(constructed perspective)
as i understand it aggro v. tempo is
-a subtle distinction in terms of how these decks operate -- tempo plays a more interactive game, whereas aggro is concerned with goldfishing anyone before they get set up. you could call tempo control in this regard.
-some other ideas are that tempo needs to find 'answer' cards and will often ride a single threat to victory, where aggro more wants to curve out.
-tempo also requires some of the good cantrips (incl. gitaxian probe and the 3 big ones) to find its answers, and for this reason it does not exist in modern or in most standard formats.
-though aggro has trouble coming from behind, tempo is even worse at it, since if they elude the hammerlock they will kill you and your hokey-ass one-drops. tempo is better against ramp and combo, whereas aggro is better against control and beats the shit out of tempo.
-aggro plays few lands. tempo plays even fewer.
-tempo is based on the good ol' nickel-and-dime and is very incremental in accumulating its advantages ("swing for 3 with delver. vapor snag your guy, take 1. snapcaster, flash back vapor snag, take 1. swing for 2.") aggro will make a nacatl and then a goyf and god help you if you do nothing.

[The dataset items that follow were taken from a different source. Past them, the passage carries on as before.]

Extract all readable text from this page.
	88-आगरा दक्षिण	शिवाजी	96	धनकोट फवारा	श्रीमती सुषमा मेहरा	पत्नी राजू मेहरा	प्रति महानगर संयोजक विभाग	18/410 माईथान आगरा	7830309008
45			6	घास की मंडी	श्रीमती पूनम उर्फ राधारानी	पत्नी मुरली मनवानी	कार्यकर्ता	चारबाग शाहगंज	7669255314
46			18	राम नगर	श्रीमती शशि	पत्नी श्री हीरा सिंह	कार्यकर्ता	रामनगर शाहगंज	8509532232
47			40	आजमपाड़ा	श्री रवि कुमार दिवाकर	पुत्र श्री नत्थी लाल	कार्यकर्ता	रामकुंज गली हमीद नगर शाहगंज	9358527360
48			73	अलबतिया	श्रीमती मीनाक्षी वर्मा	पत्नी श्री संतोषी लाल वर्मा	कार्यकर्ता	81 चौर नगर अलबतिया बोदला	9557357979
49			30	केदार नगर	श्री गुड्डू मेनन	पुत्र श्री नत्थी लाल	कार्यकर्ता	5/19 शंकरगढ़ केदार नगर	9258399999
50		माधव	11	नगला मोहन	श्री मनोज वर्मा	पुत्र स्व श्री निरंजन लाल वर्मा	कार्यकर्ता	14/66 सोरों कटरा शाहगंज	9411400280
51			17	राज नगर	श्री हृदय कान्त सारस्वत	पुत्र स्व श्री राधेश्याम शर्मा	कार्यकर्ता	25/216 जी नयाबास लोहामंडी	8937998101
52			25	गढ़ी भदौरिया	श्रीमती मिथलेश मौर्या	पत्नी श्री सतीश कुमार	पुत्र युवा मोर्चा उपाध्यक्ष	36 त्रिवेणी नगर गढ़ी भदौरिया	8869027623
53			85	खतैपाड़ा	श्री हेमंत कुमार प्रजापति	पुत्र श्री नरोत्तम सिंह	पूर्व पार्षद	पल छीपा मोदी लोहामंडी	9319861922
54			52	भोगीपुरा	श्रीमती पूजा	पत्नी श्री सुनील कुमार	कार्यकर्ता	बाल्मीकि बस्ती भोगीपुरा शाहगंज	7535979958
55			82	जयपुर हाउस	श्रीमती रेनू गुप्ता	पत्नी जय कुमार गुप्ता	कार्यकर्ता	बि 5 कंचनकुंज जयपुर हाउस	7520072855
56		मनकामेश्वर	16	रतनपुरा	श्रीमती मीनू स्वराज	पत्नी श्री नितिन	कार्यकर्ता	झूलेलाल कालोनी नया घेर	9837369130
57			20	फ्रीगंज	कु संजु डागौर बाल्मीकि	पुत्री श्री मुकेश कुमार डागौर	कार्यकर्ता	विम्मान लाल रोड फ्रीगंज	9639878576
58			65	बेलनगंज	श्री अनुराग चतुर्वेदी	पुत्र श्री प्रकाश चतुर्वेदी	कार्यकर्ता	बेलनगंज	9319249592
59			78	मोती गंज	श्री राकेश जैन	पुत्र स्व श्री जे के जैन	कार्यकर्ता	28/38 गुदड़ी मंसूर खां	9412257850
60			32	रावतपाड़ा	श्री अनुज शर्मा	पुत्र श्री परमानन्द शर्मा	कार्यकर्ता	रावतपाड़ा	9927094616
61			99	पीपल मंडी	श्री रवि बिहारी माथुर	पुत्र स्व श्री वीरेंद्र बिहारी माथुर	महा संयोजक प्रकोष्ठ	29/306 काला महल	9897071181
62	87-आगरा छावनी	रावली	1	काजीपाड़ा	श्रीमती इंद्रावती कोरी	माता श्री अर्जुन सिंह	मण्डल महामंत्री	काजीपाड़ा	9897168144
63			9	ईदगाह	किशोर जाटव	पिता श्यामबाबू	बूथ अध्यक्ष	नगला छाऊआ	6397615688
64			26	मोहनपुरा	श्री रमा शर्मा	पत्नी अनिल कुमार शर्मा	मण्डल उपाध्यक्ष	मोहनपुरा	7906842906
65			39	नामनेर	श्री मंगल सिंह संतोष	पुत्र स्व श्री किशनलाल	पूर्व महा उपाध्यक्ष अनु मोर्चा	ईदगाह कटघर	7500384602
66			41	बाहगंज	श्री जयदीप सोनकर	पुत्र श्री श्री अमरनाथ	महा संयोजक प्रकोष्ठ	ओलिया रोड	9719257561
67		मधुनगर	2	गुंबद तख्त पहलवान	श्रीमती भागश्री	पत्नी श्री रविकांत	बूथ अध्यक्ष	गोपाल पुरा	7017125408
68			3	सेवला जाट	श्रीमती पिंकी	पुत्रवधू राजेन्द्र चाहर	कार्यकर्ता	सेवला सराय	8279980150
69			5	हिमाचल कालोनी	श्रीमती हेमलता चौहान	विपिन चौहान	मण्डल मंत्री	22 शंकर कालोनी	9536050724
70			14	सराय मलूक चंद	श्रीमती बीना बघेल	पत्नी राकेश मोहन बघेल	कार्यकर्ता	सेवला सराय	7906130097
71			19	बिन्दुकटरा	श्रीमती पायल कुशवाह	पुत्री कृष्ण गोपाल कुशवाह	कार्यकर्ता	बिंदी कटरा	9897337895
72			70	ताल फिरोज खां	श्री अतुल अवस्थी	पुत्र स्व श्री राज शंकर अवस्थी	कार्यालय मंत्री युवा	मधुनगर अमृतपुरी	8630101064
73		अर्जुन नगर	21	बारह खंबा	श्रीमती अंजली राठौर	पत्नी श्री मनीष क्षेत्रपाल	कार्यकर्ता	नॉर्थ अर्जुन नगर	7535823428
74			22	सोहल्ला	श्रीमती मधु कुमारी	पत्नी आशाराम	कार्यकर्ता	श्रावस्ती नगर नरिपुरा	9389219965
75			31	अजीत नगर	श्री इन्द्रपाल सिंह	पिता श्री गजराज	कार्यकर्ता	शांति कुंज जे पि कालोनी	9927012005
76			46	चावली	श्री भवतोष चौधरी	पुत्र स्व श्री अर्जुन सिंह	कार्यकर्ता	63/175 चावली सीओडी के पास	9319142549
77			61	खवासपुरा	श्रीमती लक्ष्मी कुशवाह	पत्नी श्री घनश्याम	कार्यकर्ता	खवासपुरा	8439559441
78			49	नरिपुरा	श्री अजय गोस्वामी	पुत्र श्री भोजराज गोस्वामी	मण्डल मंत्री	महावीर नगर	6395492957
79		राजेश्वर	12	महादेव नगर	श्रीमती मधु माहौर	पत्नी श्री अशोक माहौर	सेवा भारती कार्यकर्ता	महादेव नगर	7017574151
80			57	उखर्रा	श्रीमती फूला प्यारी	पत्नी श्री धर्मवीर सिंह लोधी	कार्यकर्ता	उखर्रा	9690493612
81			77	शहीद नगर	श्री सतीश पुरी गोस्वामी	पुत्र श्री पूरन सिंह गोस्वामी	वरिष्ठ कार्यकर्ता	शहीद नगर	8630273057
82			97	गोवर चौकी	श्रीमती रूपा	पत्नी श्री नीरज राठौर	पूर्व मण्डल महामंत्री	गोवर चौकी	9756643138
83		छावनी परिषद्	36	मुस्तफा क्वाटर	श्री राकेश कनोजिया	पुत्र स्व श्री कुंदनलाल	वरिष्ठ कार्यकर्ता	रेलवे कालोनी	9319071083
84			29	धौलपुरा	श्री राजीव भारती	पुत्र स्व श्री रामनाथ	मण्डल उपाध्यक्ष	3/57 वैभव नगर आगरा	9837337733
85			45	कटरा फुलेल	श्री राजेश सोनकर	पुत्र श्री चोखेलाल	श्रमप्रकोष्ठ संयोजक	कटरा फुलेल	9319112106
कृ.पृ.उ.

-tempo will often 1-for-1 people and is loath to throw away value. aggro don't give a fuck
-tempo will flip delver t2 with mana leak and leave it up. aggro will make a nacatl and then a goyf.
-a classic tempo card is
stifle. a classic aggro card is
wild nacatl. some instances of overlap are
lightning bolt and
wasteland.
-there's a continuum between the two when it comes to actual decks, but some towards either pole are:
tempo decks -- legacy RUG Delver, legacy old-school Team America (just to show that these kinds of decks did exist before delver), and ISD standard delver; aggro decks -- legacy Merfolk, standard Gruul, modern affinity.
the concept of tempo in games is more obvious ("so I played U for
unsummon in response to your sword equip to a 4-drop, and you're up a card but i'm up eight mana. can i kill you before the card disadvantage matters?") and it's an important part of
mtg's complexity. that window can be quite small in constructed, and since tempo decks are for the most part highly-developed decks that run a lot of 4-ofs from all across
mtg history, supporting it in a singleton cube strikes me as a poor idea.
in cube i think people say 'blue tempo' because the density of creatures is going to be pretty low due to the suckage of said creatures. plus the creatures worth running are typically not your heavy-hittin' loxodon smiter but the extremely annoying venser and man-o-war (exception for wake thrasher). there are other reasons, but those are the big ones.
that being said, jason! the threats aren't all on the order of lameness of serendib efreet. man-o-war and vendilion clique are classic 3's, and i don't need any extra incentive to run sower or venser or sakashima's student or riftwing cloudskate.
in my opinion blue tempo needs the following to be supported:
-at least 2x of the big three cantrips, for filtering
-a very high density of high-power-level fixing, for reasonable (non-U) threats
-a conscious promotion of the theme to the point where you'd have to start cutting other U cards that fit the Cube well. i haven't been able to figure out how to surmount this, so i don't really run with the theme.
is it worth it? i don't think so, but i'm hoping i'm wrong.